Greening the City
by Darrell Wilson
The idea of ‘greening the city’ has become synonymous with initiatives that increase and enhance the quality and content of nature and the environment within our towns and cities. Along with slogans like ‘Green Infrastructure’ and ‘Green Economy’, the green agenda is at the forefront of government policy across the globe -‘green is definitely the new black’. However, does the term ‘greening’ go far enough to describe the importance that is placed on nature, the landscape and the environment as custodians of our society for future generations?
The symbiotic relationship between urban development and landscape holds a promising future in determining the success of our cities. Continued long-term investment in restoring and reconnecting natural resources into the heart of urban life is the key. This is envisioned through the creation of revitalised river systems, parks and open space networks, supporting natural systems such as flood control, biodiversity and ecologies, and preserving existing ecosystems and topographies.
BDP is at the cutting edge of this debate creating places which not only embrace the beauty and spiritual value of nature but also appreciate the unique context of time and the value that it brings to landscapes ensuring that they evolve and mature gracefully.We see the idea of a living ‘green’ city as being an evolving fabric of differently scaled interactive natural, landscape spaces, all connected together and our work forming different pieces of that fabric.
To the eyes of the man of imagination nature is imagination itself william blake
At the intimate scale, our involvement in groundbreaking initiatives like Manchester Garden City, Dig the City and Peckham Charrettes has embraced a proactive bottom up approach with communities at the core, increasing the awareness and capacity of nature in the city. One exciting vision is to transform Castlefield Viaduct, a beautiful, disused relic of the Victorian steam age into a multifaceted, community owned natural landscape at the heart of cultural Manchester.
Chavasse Park at Liverpool One demonstrates an innovative approach to the provision of open space in the heart of Liverpool’s retail district by placing a 2 hectare park above four levels of a new city centre car park. This takes the concept of a green roof to a new height!
In 2003, mental illness was estimated as a £77.4 billion welfare loss to the UK. Evidence suggests that access to the natural environment promotes recovery from stress and fatigue and improves wellbeing. In the Alder Hey Hospital project there is a blurring of the boundaries between landscape and architecture with the new hospital building located within an existing public park. The form of the building allows the landscape to wrap over it creating a series of green roofs, whilst the fingers of the building open out and create views into the park.

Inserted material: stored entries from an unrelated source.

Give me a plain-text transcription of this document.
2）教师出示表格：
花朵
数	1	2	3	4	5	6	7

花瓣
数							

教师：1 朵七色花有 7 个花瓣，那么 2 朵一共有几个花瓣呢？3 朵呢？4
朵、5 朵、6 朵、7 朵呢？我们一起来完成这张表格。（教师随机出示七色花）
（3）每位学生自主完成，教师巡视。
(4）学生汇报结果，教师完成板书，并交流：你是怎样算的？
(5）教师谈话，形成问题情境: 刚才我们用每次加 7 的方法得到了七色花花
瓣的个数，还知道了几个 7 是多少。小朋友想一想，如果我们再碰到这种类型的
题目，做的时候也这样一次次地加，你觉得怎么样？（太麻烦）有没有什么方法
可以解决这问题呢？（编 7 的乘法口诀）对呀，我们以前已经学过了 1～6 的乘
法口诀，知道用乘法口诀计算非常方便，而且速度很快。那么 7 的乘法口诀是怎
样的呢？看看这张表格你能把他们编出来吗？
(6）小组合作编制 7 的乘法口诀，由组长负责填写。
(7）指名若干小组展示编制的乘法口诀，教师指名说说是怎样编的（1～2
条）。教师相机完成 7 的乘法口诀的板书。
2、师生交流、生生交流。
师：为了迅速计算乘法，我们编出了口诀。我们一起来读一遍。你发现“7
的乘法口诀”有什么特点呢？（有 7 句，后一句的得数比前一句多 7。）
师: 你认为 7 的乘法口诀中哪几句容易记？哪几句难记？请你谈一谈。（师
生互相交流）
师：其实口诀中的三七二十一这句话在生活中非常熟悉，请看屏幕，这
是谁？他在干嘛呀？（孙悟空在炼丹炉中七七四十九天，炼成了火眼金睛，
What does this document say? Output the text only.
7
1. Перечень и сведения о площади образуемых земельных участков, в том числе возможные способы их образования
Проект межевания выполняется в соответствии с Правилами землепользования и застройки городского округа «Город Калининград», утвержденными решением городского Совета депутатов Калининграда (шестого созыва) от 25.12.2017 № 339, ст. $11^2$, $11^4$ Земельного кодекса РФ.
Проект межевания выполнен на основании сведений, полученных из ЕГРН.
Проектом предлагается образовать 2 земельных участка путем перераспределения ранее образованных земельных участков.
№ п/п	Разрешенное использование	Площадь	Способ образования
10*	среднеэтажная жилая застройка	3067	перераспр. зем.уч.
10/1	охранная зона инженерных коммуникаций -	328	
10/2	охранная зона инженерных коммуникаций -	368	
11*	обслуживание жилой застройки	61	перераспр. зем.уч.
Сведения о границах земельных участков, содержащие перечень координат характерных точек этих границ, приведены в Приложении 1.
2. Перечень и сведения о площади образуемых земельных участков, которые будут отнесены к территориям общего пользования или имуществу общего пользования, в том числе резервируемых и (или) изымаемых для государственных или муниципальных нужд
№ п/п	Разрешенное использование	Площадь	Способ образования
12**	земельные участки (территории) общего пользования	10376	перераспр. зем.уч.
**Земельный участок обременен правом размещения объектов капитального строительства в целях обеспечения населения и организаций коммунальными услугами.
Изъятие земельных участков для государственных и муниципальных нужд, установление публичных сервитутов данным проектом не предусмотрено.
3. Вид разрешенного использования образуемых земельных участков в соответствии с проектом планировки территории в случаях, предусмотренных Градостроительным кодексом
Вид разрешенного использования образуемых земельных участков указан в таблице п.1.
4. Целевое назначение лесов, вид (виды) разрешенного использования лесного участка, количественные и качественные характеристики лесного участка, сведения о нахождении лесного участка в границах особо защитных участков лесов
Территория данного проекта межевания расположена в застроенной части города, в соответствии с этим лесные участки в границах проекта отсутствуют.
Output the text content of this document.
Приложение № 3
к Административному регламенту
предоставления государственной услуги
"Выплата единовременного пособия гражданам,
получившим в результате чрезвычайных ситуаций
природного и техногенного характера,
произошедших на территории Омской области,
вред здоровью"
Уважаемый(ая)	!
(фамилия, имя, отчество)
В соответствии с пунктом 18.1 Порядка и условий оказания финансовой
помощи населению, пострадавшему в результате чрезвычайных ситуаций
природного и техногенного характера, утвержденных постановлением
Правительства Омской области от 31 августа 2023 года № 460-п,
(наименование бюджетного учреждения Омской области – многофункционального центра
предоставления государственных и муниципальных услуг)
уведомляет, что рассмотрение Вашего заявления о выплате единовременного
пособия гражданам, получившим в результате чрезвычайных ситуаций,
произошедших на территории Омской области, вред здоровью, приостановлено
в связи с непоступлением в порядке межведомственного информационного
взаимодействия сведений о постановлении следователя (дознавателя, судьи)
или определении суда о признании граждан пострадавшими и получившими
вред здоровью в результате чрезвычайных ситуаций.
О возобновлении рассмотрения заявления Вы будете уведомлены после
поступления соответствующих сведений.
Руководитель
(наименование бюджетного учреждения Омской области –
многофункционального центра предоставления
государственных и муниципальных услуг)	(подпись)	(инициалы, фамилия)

In Beijing, air quality has posed challenges, with levels of nitrogen dioxide, sulphur dioxide and suspended particulate matter that are all above the index averages. The local government has recognised the health economic benefits of trees in removing quantities of O₃, PM₁₀, NO₂, SO₂ and has encouraged green spaces and extensive tree planting as one part of the solution. The goal is that a resident will never be more than 500 m from a green space and since 2000, the city’s green areas have risen from 36% to just over 50%. BDP’s masterplanning in China places landscape at the very heart of design. Examples of this are competition winning designs such as Xi’an Jiaotong – Liverpool University, Suzhou, and Suzhou Exhibition Centre, where the architecture has been shaped around well designed and distinctive landscapes which create cooled spaces, sweetened air and dappled sunlight. Such places will grow, evolve and mature over time bestowing improved value in future years.

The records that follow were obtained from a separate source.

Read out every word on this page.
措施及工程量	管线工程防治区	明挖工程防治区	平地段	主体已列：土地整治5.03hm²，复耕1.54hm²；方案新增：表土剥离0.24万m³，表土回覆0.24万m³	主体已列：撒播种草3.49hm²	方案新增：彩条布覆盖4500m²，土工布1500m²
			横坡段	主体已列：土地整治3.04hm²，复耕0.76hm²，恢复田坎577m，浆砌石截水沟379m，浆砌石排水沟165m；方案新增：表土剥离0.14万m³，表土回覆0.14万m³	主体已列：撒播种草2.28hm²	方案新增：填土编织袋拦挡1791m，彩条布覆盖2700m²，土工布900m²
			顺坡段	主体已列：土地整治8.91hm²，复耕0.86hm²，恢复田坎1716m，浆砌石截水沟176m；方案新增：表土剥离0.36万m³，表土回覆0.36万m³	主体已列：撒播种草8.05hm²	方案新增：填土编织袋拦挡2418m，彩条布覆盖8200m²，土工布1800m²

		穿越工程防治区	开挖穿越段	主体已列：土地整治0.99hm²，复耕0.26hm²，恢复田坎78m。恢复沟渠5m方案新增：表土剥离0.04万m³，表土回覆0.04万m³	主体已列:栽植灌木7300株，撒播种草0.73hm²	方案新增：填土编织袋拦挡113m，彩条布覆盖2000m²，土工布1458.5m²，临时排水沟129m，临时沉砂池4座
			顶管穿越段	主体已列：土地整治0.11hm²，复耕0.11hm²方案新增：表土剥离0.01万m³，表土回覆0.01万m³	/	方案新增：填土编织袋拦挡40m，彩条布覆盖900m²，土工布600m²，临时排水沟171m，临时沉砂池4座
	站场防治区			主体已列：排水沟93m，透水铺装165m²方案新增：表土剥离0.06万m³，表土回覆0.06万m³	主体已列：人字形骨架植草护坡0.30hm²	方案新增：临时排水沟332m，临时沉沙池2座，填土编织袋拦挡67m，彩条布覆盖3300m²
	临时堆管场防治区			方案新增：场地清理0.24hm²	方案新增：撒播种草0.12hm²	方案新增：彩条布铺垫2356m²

study nature, love nature, stay close to nature. It will never fail you, Frank Lloyd Wright
In the UK, the Environment Agency revealed the cost of environmental damage from polluted urban wash-off had been estimated at £150-£250 m. Urban trees, SUDS systems and green roofs retain rainwater thereby reducing peak run off. They also filter water effectively and reduce the threat of flooding. The innovative project at Ladywell Fields, London, transformed a park disconnected by a channelised river into a natural flowing environmental asset with the river at the heart. The key to the project’s success was looking cohesively at the whole site and working with nature. The resulting benefits include reduced flood risk, value for money, new connections along the river and a strong new identity for the area, creating one of London’s hidden rural gems.

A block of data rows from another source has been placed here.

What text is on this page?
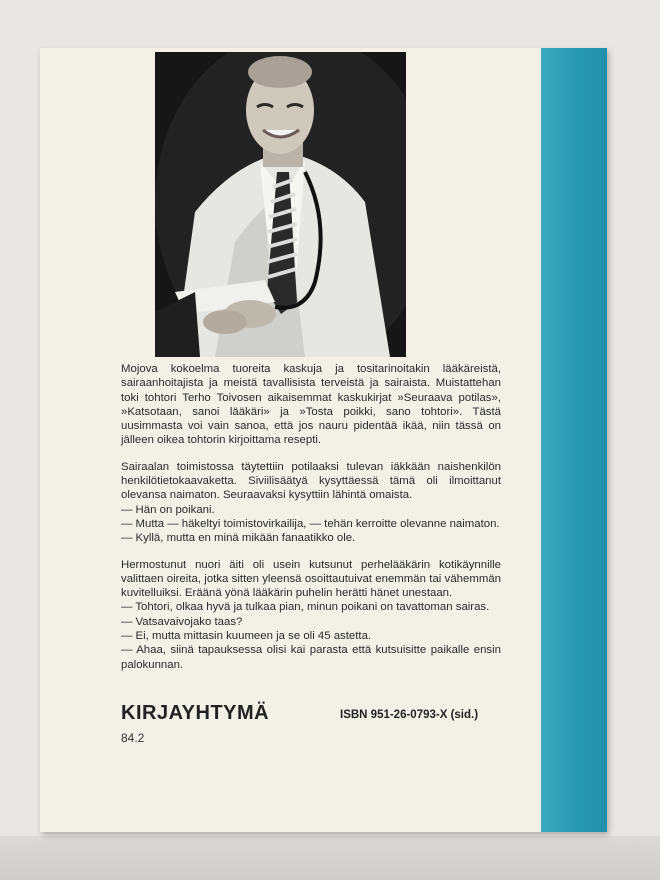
Mojova kokoelma tuoreita kaskuja ja tositarinoitakin lääkäreistä, sairaanhoitajista ja meistä tavallisista terveistä ja sairaista. Muistattehan toki tohtori Terho Toivosen aikaisemmat kaskukirjat »Seuraava potilas», »Katsotaan, sanoi lääkäri» ja »Tosta poikki, sano tohtori». Tästä uusimmasta voi vain sanoa, että jos nauru pidentää ikää, niin tässä on jälleen oikea tohtorin kirjoittama resepti.

Sairaalan toimistossa täytettiin potilaaksi tulevan iäkkään naishenkilön henkilötietokaavaketta. Siviilisäätyä kysyttäessä tämä oli ilmoittanut olevansa naimaton. Seuraavaksi kysyttiin lähintä omaista.
— Hän on poikani.
— Mutta — häkeltyi toimistovirkailija, — tehän kerroitte olevanne naimaton.
— Kyllä, mutta en minä mikään fanaatikko ole.

Hermostunut nuori äiti oli usein kutsunut perhelääkärin kotikäynnille valittaen oireita, jotka sitten yleensä osoittautuivat enemmän tai vähemmän kuvitelluiksi. Eräänä yönä lääkärin puhelin herätti hänet unestaan.
— Tohtori, olkaa hyvä ja tulkaa pian, minun poikani on tavattoman sairas.
— Vatsavaivojako taas?
— Ei, mutta mittasin kuumeen ja se oli 45 astetta.
— Ahaa, siinä tapauksessa olisi kai parasta että kutsuisitte paikalle ensin palokunnan.

KIRJAYHTYMÄ	ISBN 951-26-0793-X (sid.)
84.2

It was suggested by CABE that ‘switching public spending to schemes such as trees, parks, green roofs and waterways would address climate change more effectively, improve public health and improve communities.’
Encouragingly, professional place makers are moving from theoretical to practical means of responsibly and consciously placing the value of nature at the heart of design. Techniques are being adopted that ensure future development secures the significance of our natural environments by creating healthier places that boost the quality of life for all.